Commutator with exponential $[\exp(A),\exp(B)]$

Question

$A,B$ are quantum mechanical operators.

• $[A,B]\neq 0$ that is given.

• $e^{A}=\sum_{n=1}^{\infty} \frac{A^n}{n!} $

Is the following correct?

$$[e^{A},e^{B}]=e^{A}e^{B}-e^{B}e^{A}=e^{A+B}-e^{B+A}=0 $$

Answer 1

An even simpler example: \begin{align} s_z=\left( \begin{array}{cc} 1 & 0 \\ 0 & -1 \\ \end{array} \right)\, ,& \qquad s_y=\left( \begin{array}{cc} 0 & i \\ -i & 0 \\ \end{array} \right)\\ e^{-i\alpha s_z}=\left( \begin{array}{cc} e^{-i \alpha } & 0 \\ 0 & e^{i \alpha } \\ \end{array} \right)&\qquad e^{-i\beta s_y}=\left( \begin{array}{cc} \cos (\beta ) & \sin (\beta ) \\ -\sin (\beta ) & \cos (\beta ) \\ \end{array} \right) \end{align} and clearly $[e^{-i\alpha s_z} ,e^{-i\beta s_y}]\ne 0$.

Note that, in connection to the comments on the answer of @user124864, $e^{-i\alpha s_z}e^{-i\beta s_y}\ne e^{-i\alpha s_z-i\beta s_y-\frac{1}{2}\alpha\beta[s_z,s_y]}$ either.

You can easily verify using the first few terms of the explicit expansion that, in general $$ e^A e^B= \sum_n \frac{A^n}{n!}\,\sum_m \frac{B^m}{m!} \ne e^{A+B}=\sum_{p}\frac{(A+B)^p}{p!}\, . $$ If anything: \begin{align} e^Ae^B &=\left(1+A+\frac{A^2}{2!}+\ldots \right) \left(1+B+\frac{B^2}{2!}+\ldots \right)\\ &= 1+ (A+B)+ \frac{1}{2!} (A^2+2AB+B^2)+\ldots \tag{1} \end{align} but $$ (A^2+2AB+B^2)\ne (A+B)^2= A^2+AB+BA+B^2 \tag{2} $$ unless $AB=BA$, i.e. unless $[A,B]=0$.

Answer 2

No this is not correct.

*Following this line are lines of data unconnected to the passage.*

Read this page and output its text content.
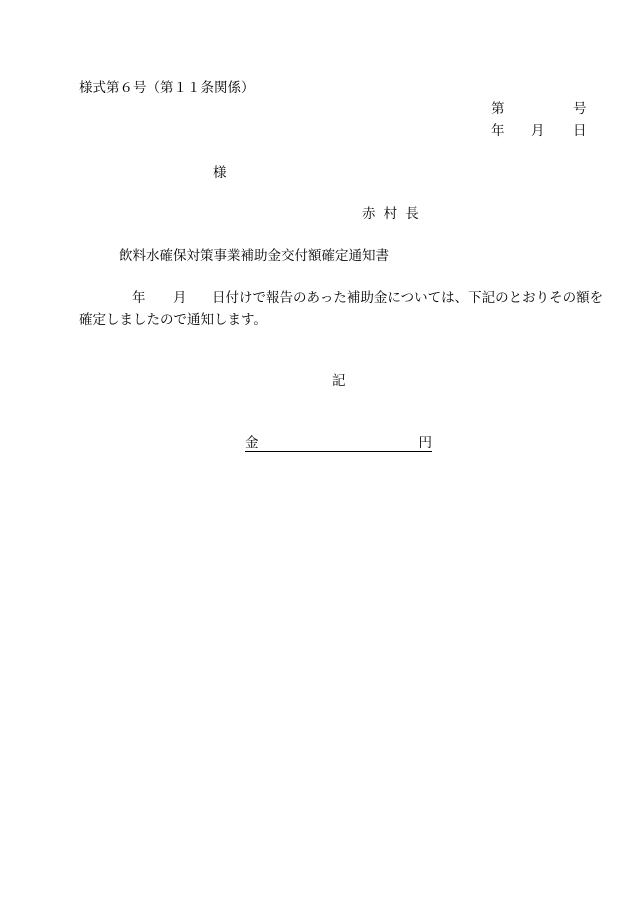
様式第６号（第１１条関係）
第	号
年 月 日
様
赤村長
飲料水確保対策事業補助金交付額確定通知書
年 月 日付けで報告のあった補助金については、下記のとおりその額を
確定しましたので通知します。
記
金	円
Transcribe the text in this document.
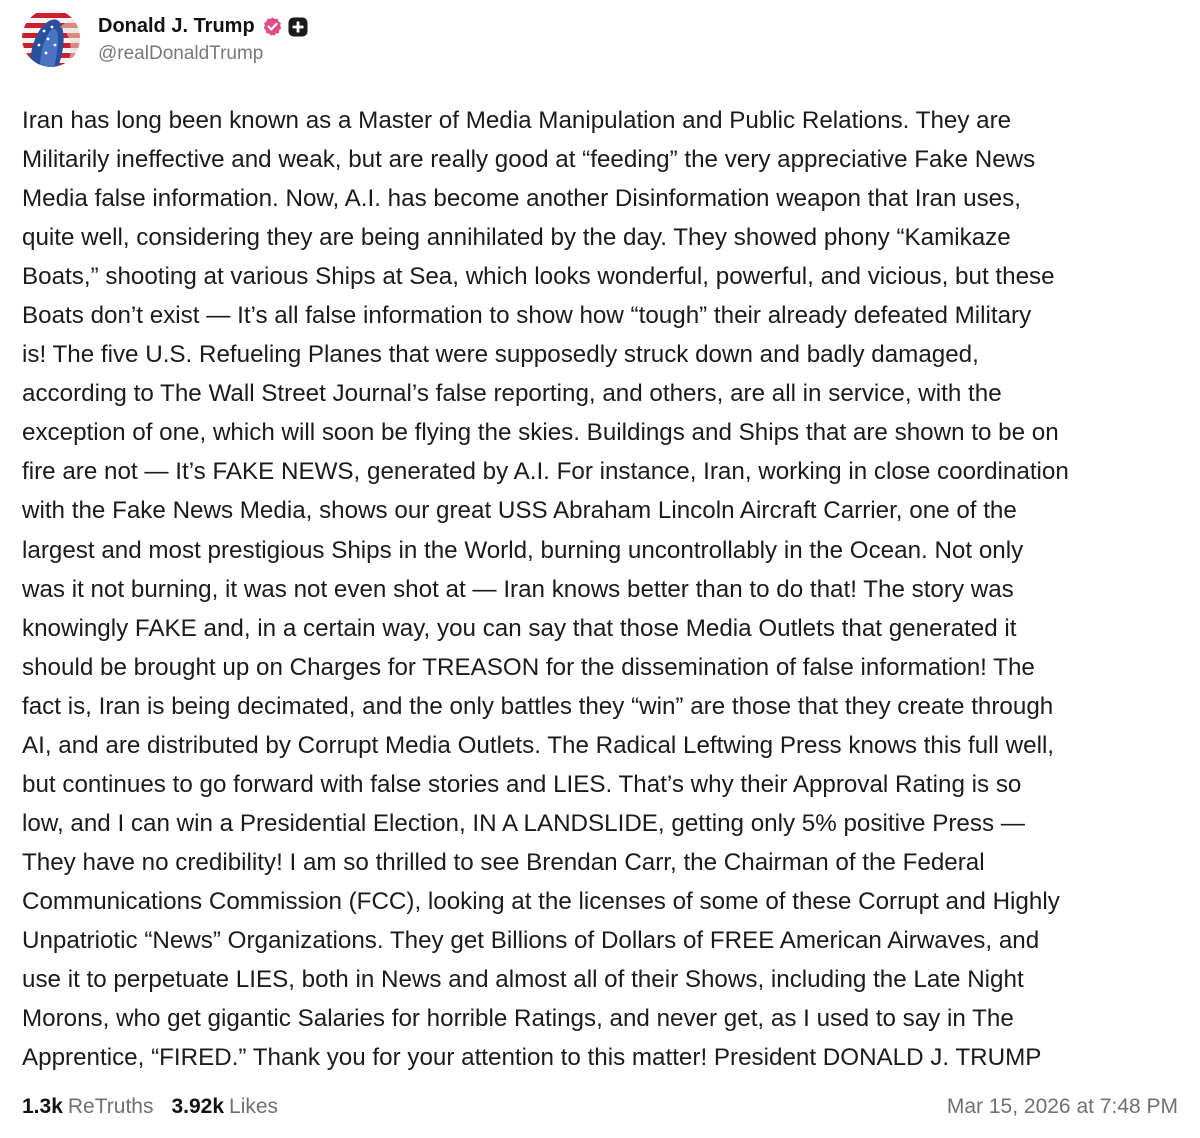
Donald J. Trump
@realDonaldTrump

Iran has long been known as a Master of Media Manipulation and Public Relations. They are
Militarily ineffective and weak, but are really good at “feeding” the very appreciative Fake News
Media false information. Now, A.I. has become another Disinformation weapon that Iran uses,
quite well, considering they are being annihilated by the day. They showed phony “Kamikaze
Boats,” shooting at various Ships at Sea, which looks wonderful, powerful, and vicious, but these
Boats don’t exist — It’s all false information to show how “tough” their already defeated Military
is! The five U.S. Refueling Planes that were supposedly struck down and badly damaged,
according to The Wall Street Journal’s false reporting, and others, are all in service, with the
exception of one, which will soon be flying the skies. Buildings and Ships that are shown to be on
fire are not — It’s FAKE NEWS, generated by A.I. For instance, Iran, working in close coordination
with the Fake News Media, shows our great USS Abraham Lincoln Aircraft Carrier, one of the
largest and most prestigious Ships in the World, burning uncontrollably in the Ocean. Not only
was it not burning, it was not even shot at — Iran knows better than to do that! The story was
knowingly FAKE and, in a certain way, you can say that those Media Outlets that generated it
should be brought up on Charges for TREASON for the dissemination of false information! The
fact is, Iran is being decimated, and the only battles they “win” are those that they create through
AI, and are distributed by Corrupt Media Outlets. The Radical Leftwing Press knows this full well,
but continues to go forward with false stories and LIES. That’s why their Approval Rating is so
low, and I can win a Presidential Election, IN A LANDSLIDE, getting only 5% positive Press —
They have no credibility! I am so thrilled to see Brendan Carr, the Chairman of the Federal
Communications Commission (FCC), looking at the licenses of some of these Corrupt and Highly
Unpatriotic “News” Organizations. They get Billions of Dollars of FREE American Airwaves, and
use it to perpetuate LIES, both in News and almost all of their Shows, including the Late Night
Morons, who get gigantic Salaries for horrible Ratings, and never get, as I used to say in The
Apprentice, “FIRED.” Thank you for your attention to this matter! President DONALD J. TRUMP

1.3k ReTruths 3.92k Likes	Mar 15, 2026 at 7:48 PM
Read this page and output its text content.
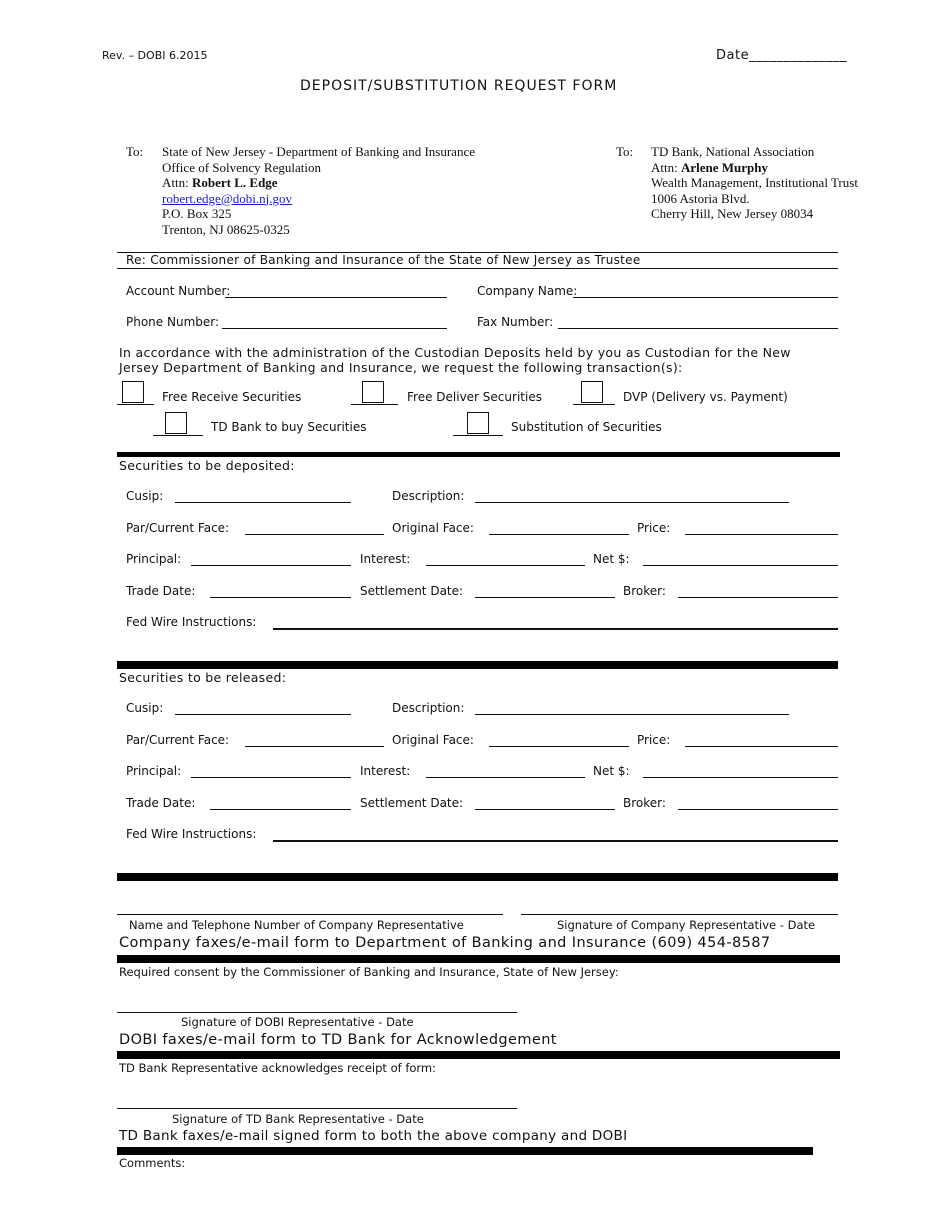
Rev. – DOBI 6.2015	Date______________
DEPOSIT/SUBSTITUTION REQUEST FORM
To: State of New Jersey - Department of Banking and Insurance
Office of Solvency Regulation
Attn: Robert L. Edge
robert.edge@dobi.nj.gov
P.O. Box 325
Trenton, NJ 08625-0325
To: TD Bank, National Association
Attn: Arlene Murphy
Wealth Management, Institutional Trust
1006 Astoria Blvd.
Cherry Hill, New Jersey 08034
Re: Commissioner of Banking and Insurance of the State of New Jersey as Trustee
Account Number:	Company Name:
Phone Number:	Fax Number:
In accordance with the administration of the Custodian Deposits held by you as Custodian for the New Jersey Department of Banking and Insurance, we request the following transaction(s):
Free Receive Securities	Free Deliver Securities	DVP (Delivery vs. Payment)
TD Bank to buy Securities	Substitution of Securities
Securities to be deposited:
Cusip:	Description:
Par/Current Face:	Original Face:	Price:
Principal:	Interest:	Net $:
Trade Date:	Settlement Date:	Broker:
Fed Wire Instructions:
Securities to be released:
Cusip:	Description:
Par/Current Face:	Original Face:	Price:
Principal:	Interest:	Net $:
Trade Date:	Settlement Date:	Broker:
Fed Wire Instructions:
Name and Telephone Number of Company Representative	Signature of Company Representative - Date
Company faxes/e-mail form to Department of Banking and Insurance (609) 454-8587
Required consent by the Commissioner of Banking and Insurance, State of New Jersey:
Signature of DOBI Representative - Date
DOBI faxes/e-mail form to TD Bank for Acknowledgement
TD Bank Representative acknowledges receipt of form:
Signature of TD Bank Representative - Date
TD Bank faxes/e-mail signed form to both the above company and DOBI
Comments:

The problem is that you have used $e^Ae^B = a^{A+B}$. This holds when $A$ and $B$ are numbers, so you might expect that it would also holds for matrices or even general operators. This is not in general the case, as the other answers show explicitly.